Supprimer cet article.

Objet

L’article 47 du Code civil dispose actuellement "Tout acte de l’état civil des Français et des étrangers fait en pays étranger et rédigé dans les formes usitées dans ce pays fait foi, sauf si d’autres actes ou pièces détenus, des données extérieures ou des éléments tirés de l’acte lui-même établissent, le cas échéant après toutes vérifications utiles, que cet acte est irrégulier, falsifié ou que les faits qui y sont déclarés ne correspondent pas à la réalité."  

L’article 4 bis tel que modifié à l’Assemblée nationale prévoit d’ajouter que « Celle-ci est appréciée au regard de la loi française. »

D’une part, cet article est un cavalier législatif qui encoure l’inconstitutionnalité en ce qu’il ne présente aucun lien avec le présent projet de loi relatif à la bioéthique.  

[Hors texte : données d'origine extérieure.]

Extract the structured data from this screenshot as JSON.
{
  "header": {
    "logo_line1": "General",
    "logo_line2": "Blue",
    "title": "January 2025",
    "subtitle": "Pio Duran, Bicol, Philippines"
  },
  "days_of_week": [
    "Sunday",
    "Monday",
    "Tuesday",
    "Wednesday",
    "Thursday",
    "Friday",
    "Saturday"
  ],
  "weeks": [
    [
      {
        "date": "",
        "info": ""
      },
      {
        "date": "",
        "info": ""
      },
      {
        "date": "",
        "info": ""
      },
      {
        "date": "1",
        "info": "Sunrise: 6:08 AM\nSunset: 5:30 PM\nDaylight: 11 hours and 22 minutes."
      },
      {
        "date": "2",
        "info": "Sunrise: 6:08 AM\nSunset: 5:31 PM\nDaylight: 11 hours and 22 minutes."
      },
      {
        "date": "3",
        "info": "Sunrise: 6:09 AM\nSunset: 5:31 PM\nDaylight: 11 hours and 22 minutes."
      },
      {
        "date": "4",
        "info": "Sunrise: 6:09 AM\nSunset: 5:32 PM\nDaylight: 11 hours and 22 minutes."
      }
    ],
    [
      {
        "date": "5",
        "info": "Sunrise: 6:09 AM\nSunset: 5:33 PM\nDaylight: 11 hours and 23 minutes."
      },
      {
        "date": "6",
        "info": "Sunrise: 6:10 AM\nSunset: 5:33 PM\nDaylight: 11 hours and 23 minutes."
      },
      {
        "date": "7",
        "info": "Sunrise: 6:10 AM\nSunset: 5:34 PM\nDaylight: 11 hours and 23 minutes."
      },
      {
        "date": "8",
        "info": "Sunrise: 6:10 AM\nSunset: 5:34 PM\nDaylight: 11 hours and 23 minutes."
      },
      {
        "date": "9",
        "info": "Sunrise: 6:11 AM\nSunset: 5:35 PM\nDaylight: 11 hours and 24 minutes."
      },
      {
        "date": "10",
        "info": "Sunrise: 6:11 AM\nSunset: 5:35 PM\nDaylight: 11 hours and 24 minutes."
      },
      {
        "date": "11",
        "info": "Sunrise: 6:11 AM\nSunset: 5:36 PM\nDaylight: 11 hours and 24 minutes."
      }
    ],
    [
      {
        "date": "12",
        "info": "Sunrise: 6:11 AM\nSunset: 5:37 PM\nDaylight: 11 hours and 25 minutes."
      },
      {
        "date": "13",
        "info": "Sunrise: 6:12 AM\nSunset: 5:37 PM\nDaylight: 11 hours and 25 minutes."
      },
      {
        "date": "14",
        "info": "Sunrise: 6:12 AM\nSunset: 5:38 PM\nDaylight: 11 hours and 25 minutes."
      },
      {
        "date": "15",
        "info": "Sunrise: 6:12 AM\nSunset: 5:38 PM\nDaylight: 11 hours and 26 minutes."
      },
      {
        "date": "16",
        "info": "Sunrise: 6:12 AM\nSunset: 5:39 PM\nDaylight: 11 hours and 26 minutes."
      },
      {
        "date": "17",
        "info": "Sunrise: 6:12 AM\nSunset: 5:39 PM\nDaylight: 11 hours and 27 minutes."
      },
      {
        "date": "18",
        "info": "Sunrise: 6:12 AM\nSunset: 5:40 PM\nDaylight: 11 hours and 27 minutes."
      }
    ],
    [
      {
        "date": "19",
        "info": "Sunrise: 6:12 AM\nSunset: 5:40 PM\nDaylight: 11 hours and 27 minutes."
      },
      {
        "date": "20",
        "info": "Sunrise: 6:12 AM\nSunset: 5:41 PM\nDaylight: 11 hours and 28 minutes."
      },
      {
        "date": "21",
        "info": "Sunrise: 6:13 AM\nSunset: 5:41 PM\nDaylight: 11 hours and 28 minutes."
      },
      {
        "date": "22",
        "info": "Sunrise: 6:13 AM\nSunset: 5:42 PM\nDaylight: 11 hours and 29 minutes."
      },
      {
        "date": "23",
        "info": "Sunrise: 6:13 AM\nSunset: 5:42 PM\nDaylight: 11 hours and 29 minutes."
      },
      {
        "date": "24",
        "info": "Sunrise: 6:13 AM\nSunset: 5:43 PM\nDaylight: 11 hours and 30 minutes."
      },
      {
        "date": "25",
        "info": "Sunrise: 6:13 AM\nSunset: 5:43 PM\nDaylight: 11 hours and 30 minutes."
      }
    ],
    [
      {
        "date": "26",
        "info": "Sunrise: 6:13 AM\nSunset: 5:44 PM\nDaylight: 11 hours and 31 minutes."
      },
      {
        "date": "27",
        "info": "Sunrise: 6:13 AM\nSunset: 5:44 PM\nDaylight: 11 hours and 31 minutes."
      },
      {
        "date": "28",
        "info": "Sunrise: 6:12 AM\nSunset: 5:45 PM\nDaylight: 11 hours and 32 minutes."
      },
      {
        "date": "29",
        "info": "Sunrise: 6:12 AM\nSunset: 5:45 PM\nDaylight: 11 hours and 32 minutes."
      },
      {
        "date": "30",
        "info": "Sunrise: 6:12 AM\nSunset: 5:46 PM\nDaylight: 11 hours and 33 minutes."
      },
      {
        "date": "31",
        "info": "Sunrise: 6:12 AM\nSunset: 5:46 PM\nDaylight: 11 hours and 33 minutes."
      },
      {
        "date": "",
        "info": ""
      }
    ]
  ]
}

D’autre part, si cet article 4 bis venait à être adopté, il concernerait l’ensemble des actes de l’état civil visés à l’article 47 du Code civil (actes de naissance, mariage, décès, ...) et porterait atteinte à leur force probante, leur reconnaissance et leur opposabilité en France. Ceci serait dramatique pour l’ensemble des Français nés et/ou établis hors de France et leurs familles, en complexifiant et en retardant l’ensemble de leurs démarches (demande de transcription, reconnaissance de filiation, obtention d’un certificat de nationalité française, de passeport ou carte nationale d’identité, etc.), et concernera aussi évidemment les actes et démarches des ressortissants étrangers résidant en France. Il est également à craindre que certains États n’appliquent le principe de réciprocité en rendant inopposables les actes de l’état civil français régulièrement dressés en France. Quid, par exemple, de la « réalité » de de la loi française qui prévoit les mariages post mortem, ou encore des actes de naissance français des enfants naturels dans les Etat dont la législation ne connait que les enfants légitimes ?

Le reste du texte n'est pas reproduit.